The Film(s): Swamp Thing & The Return of Swamp Thing
Your hosts: Andrew & Jon
Editor’s note: for this entry, Andrew opted for Jon to write the show notes for soon-to-be-revealed reasons*.
Comic book movies have become big business in the last (almost) decade, with both Marvel/Disney and DC/Warner Bros bringing beloved (and sometimes not-so-beloved) characters to the big screen. This has become a welcomed change to those of us who grew up reading the monthly exploits of these spandex-clad heroes. Richard Donner’s Superman and Tim Burton’s Batman come to mind as being the original ideal that we wished other comic films would follow. Those successes managed to pave the way for films that ranged from either genuinely entertaining (Men In Black, Blade) to those sadly ahead of their time (Tank Girl) to those that were just so unspeakably horrible that just thinking of them makes me want to curl up into the fetal position and cry *cough*-HowardTheDuck–Superman4–Batman&Robin-*cough.* Now, somewhere in between all these releases, came two little films based on a somewhat obscure DC Comics character that managed to find ways to both succeed and fail in their portrayal of their subject.

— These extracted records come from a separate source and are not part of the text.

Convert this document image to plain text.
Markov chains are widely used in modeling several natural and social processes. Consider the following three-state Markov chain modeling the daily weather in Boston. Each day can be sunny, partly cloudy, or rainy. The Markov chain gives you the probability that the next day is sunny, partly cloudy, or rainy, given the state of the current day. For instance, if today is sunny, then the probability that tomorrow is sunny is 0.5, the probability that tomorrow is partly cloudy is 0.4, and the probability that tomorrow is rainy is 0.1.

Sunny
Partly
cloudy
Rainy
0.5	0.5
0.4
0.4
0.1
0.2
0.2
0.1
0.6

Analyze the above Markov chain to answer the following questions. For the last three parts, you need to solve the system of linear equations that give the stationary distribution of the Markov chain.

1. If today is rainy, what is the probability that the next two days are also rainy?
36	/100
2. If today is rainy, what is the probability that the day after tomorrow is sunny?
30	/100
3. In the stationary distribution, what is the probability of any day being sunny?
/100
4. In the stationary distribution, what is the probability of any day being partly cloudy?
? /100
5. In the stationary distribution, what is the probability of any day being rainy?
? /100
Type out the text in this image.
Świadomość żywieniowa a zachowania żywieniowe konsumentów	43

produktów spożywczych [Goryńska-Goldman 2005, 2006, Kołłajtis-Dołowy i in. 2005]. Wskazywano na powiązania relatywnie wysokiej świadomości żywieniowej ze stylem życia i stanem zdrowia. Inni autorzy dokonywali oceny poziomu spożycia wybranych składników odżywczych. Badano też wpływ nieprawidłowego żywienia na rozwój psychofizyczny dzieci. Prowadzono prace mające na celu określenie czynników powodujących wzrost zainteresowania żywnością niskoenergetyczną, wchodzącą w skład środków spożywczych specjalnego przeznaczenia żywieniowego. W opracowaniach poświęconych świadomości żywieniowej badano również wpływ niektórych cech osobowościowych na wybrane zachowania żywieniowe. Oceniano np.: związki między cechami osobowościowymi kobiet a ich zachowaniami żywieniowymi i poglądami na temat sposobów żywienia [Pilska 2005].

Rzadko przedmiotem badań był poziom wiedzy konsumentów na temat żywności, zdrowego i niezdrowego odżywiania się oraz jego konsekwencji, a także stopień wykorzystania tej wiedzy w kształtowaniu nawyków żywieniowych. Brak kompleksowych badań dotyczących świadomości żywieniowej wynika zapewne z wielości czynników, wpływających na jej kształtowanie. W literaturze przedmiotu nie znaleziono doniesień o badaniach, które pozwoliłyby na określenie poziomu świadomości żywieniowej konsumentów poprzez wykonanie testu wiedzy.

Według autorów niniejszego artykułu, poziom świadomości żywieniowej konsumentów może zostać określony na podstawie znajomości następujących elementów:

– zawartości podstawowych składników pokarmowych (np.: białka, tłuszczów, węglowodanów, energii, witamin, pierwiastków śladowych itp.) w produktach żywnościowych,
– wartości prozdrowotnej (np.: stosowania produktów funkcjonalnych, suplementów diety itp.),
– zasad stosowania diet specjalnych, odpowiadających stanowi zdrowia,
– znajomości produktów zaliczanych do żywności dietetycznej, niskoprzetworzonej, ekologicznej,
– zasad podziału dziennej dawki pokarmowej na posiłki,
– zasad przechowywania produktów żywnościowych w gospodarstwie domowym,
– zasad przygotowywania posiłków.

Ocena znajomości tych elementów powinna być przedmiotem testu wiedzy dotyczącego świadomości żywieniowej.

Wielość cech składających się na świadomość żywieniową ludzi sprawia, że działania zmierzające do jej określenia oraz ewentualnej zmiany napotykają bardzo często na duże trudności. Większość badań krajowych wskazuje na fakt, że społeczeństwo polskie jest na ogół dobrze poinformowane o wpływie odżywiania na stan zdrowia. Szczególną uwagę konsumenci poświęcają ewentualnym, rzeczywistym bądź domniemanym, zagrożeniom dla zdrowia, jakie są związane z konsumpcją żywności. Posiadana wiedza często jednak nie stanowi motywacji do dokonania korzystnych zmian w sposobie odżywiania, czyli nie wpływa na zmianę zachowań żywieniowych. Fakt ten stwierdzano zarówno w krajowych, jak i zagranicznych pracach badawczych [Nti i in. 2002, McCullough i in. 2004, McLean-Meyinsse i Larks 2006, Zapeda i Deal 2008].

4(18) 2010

Swamp Thing, and its much superior sequel The Return of Swamp Thing, bring to life the supernatural/environmental hero (created by Len Wein and the late, great Bernie Wrightson) in two tales of genetic experimentation gone wild. In 1982’s Swamp Thing (an early Wes Craven effort), we are introduced to Alec Holland (Ray Wise), a scientist who is trying to create plant/animal hybrids that would be able to thrive in extreme environments. Just as he is making a major breakthrough in his research, rival scientist Anton Arcane (Louis Jourdan) attacks, and Alec winds up drenched in the chemicals that ultimately turn him into The Swamp Thing (Dick Durock). Now a sentient pile of plant matter, Alec teams up with Alice Cable (Adrienne Barbeau), a government agent who had arrived shortly before the attack, to take down the evil Dr. Arcane.
But evil is not so easily defeated, as 1989’s The Return of Swamp Thing (dir. Jim Wynorski) shows. Arcane somehow survived his defeat at the end of the first film, and began kidnapping people in order to continue creating his evil human/animal hybrids. Using his army of Un-Men, Arcane seeks to locate and destroy his elusive nemesis, The Swamp Thing. Thankfully our hero is not alone, as Swamp Thing teams up this time with Arcane’s step-daughter, Abigail (Heather Locklear), a woman who connects more to plants than she does to other humans.
For as big a fan of comics as I am, I somehow missed these two*. I mean, I knew that the Swamp Thing TV series existed, but beyond that I hadn’t put much thought into the existence of these outings. Thankfully(?) I was able to rectify this. Please join me, Jon, the Unimpressible Mini-Hulk, as I drag Andrew, The Mighty BurgerTRON, through the mire, so to speak. With a double feature filled with grotesque rubber monsters, oddball children, plant puns and psychotropic sex, we certainly have our work cut out for us.